Kombinasi trauma benda tumpul merupakan gabungan antara lebih dari satu jenis trauma benda tumpul dalam satu kasus kekerasan. Tabel distribusi frekuensi kombinasi trauma benda tumpul tersebut dapat dilihat pada tabel dibawah:

Tabel 4.4 Distribusi frekuensi kombinasi trauma benda tumpul korban kekerasan orang hidup di RSUD Dr. R.M. Djoelham Binjai pada tahun 2019.

Variabel Frekuensi Persentase %

Kombinasi Trauma Benda Tumpul

Luka Memar-Luka Lecet-Luka Robek 8 12,1

Luka Memar-Luka Lecet 49 74,2

Luka Memar-Luka Robek 6 9,1

Luka Lecet-Luka Robek 3 4,5

Jumlah 66 100,0

Pada tabel 4.4 dapat dilihat bahwa dari 66 sampel penelitian dalam variabel kombinasi trauma benda tumpul terdapat kelompok gabungan luka memar-luka lecet yang paling banyak jumlahnya dari semua kombinasi trauma benda tumpul lainnya, yaitu sebanyak 49 kasus (74,2%), disusul dengan kelompok gabungan luka memar-luka luka lecet-luka robek yaitu sebanyak 8 kasus (12,1%), lalu diikuti dengan kelompok gabungan luka memar-luka robek yaitu sebanyak 6 kasus (9,1%), dan terakhir dengan kelompok gabungan luka lecet-luka robek yaitu sebanyak 3 kasus (4,5%).

Tabel 4.5 Distribusi frekuensi trauma benda tajam korban kekerasan orang hidup di RSUD Dr.

R.M. Djoelham Binjai pada tahun 2019.

Variabel Frekuensi Persentase %

Trauma Benda Tajam

Luka Iris (Incised) 0 0

Luka Tusuk (Stab) 0 0

Luka Bacok (Chop) 0 0

Kombinasi Trauma 1 100,0

Jumlah 1 100,0

Tabel 4.6 Distribusi frekuensi kombinasi trauma benda tajam korban kekerasan orang hidup di RSUD Dr. R.M. Djoelham Binjai pada tahun 2019.

Variabel Frekuensi Persentase %

Kombinasi Trauma Benda Tajam

Luka Iris-Luka Bacok 1 100,0

Jumlah 1 100,0

Pada tabel 4.5 dapat dilihat bahwa dalam variabel trauma benda tajam hanya terdapat 1 kasus trauma benda tajam, yakni kombinasi trauma benda tajam, yaitu ditemukannya lebih dari satu jenis trauma benda tajam dalam satu kasus kekerasan.

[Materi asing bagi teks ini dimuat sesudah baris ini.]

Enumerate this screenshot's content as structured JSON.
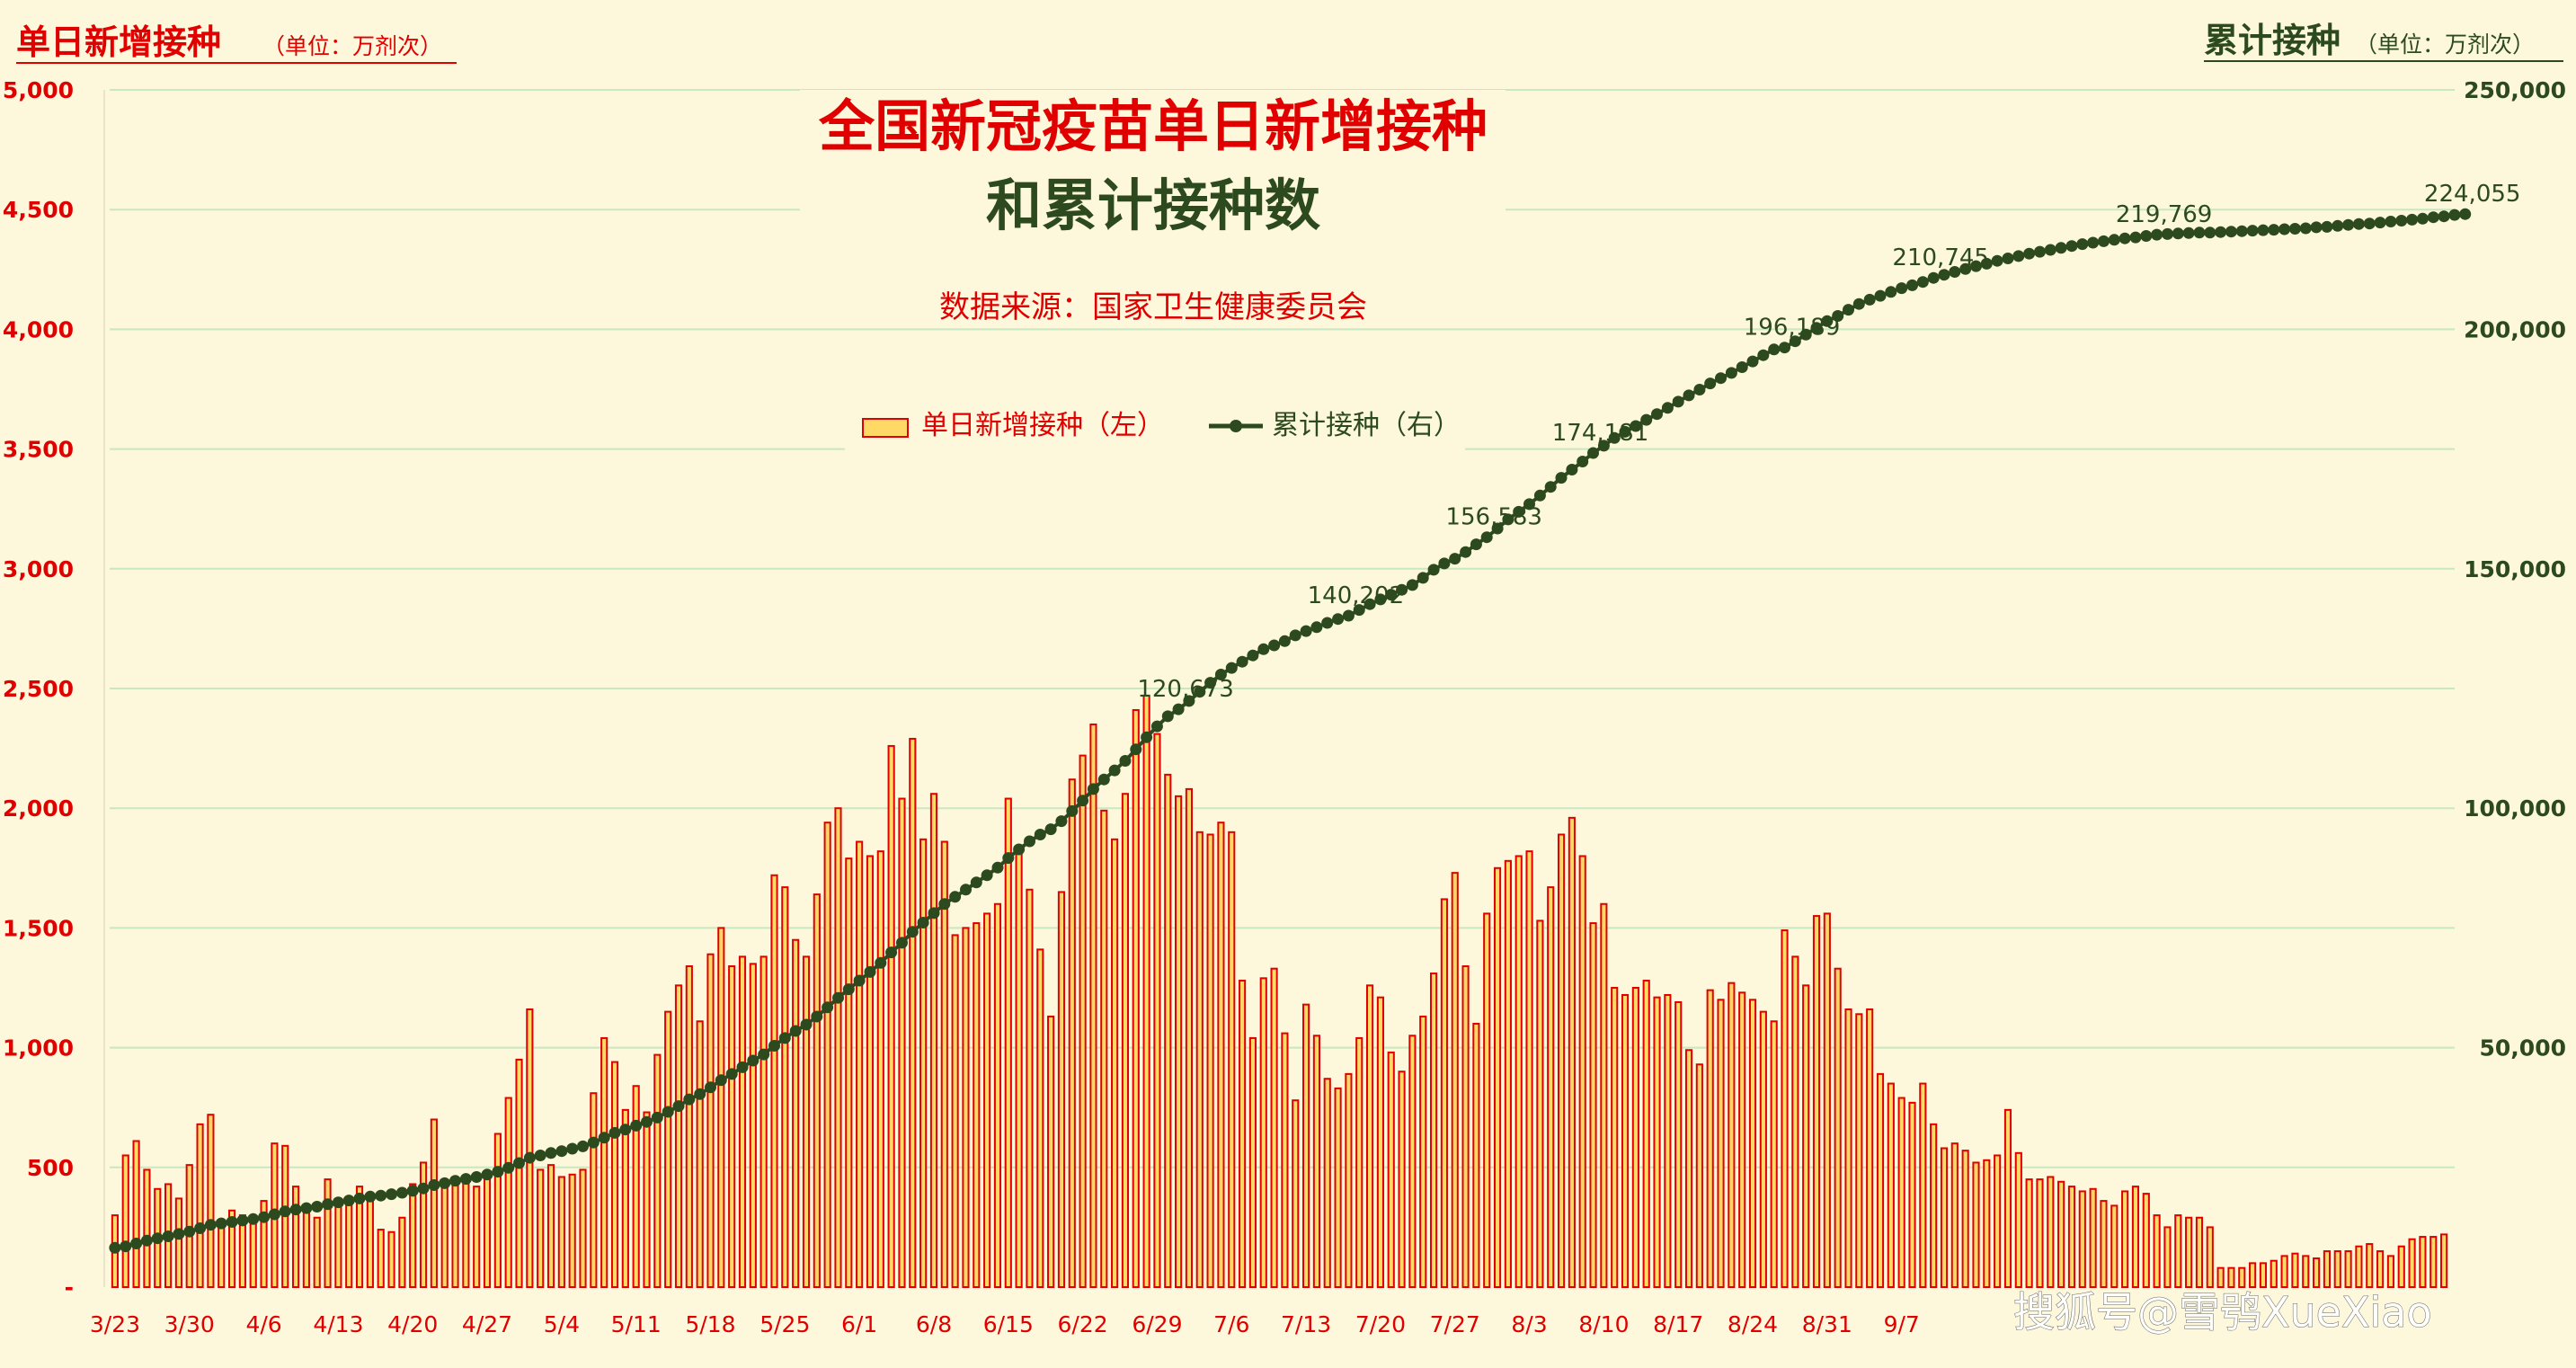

Kemudian pada tabel 4.6 dapat dilihat bahwa kombinasi trauma benda tajam yang ditemukan berupa gabungan luka iris (incised wound) dan luka bacok (chop wound).

Tabel 4.7 Distribusi frekuensi kombinasi trauma tembak korban kekerasan orang hidup di RSUD Dr. R.M. Djoelham Binjai pada tahun 2019.

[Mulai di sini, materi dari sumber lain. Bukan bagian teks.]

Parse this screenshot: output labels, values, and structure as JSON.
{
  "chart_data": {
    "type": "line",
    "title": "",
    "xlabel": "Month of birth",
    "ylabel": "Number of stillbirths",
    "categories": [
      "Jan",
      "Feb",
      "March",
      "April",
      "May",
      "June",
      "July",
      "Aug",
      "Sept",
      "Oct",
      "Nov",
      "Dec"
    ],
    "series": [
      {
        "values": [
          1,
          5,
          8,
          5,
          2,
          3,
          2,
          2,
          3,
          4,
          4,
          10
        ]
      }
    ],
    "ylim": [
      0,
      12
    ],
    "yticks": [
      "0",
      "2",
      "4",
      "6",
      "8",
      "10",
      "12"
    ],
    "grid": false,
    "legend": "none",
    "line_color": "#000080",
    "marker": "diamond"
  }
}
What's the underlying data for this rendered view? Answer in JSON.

Variabel Frekuensi Persentase %

Trauma Tembak

Luka Masuk (Enterance) 0 0

Luka Keluar (Exit) 0 0

Jumlah 0 0

Dari keseluruhan data yang diperoleh selama periode Januari hingga Desember 2019, pada tabel 4.7, tidak terdapat kasus yang masuk dengan luka tembak akibat senjata api, baik luka tembak masuk (enterance wound) maupun luka tembak keluar (exit wound). Hal ini mungkin disebabkan karena perdagangan senjata api di Indonesia tidak seluas dan semudah masyarakat di negara lain. Oleh karena itu, hanya orang-orang tertentu memiliki izin dari pihak kepolisian untuk menggunakan senjata api (Kelwulan et al., 2020).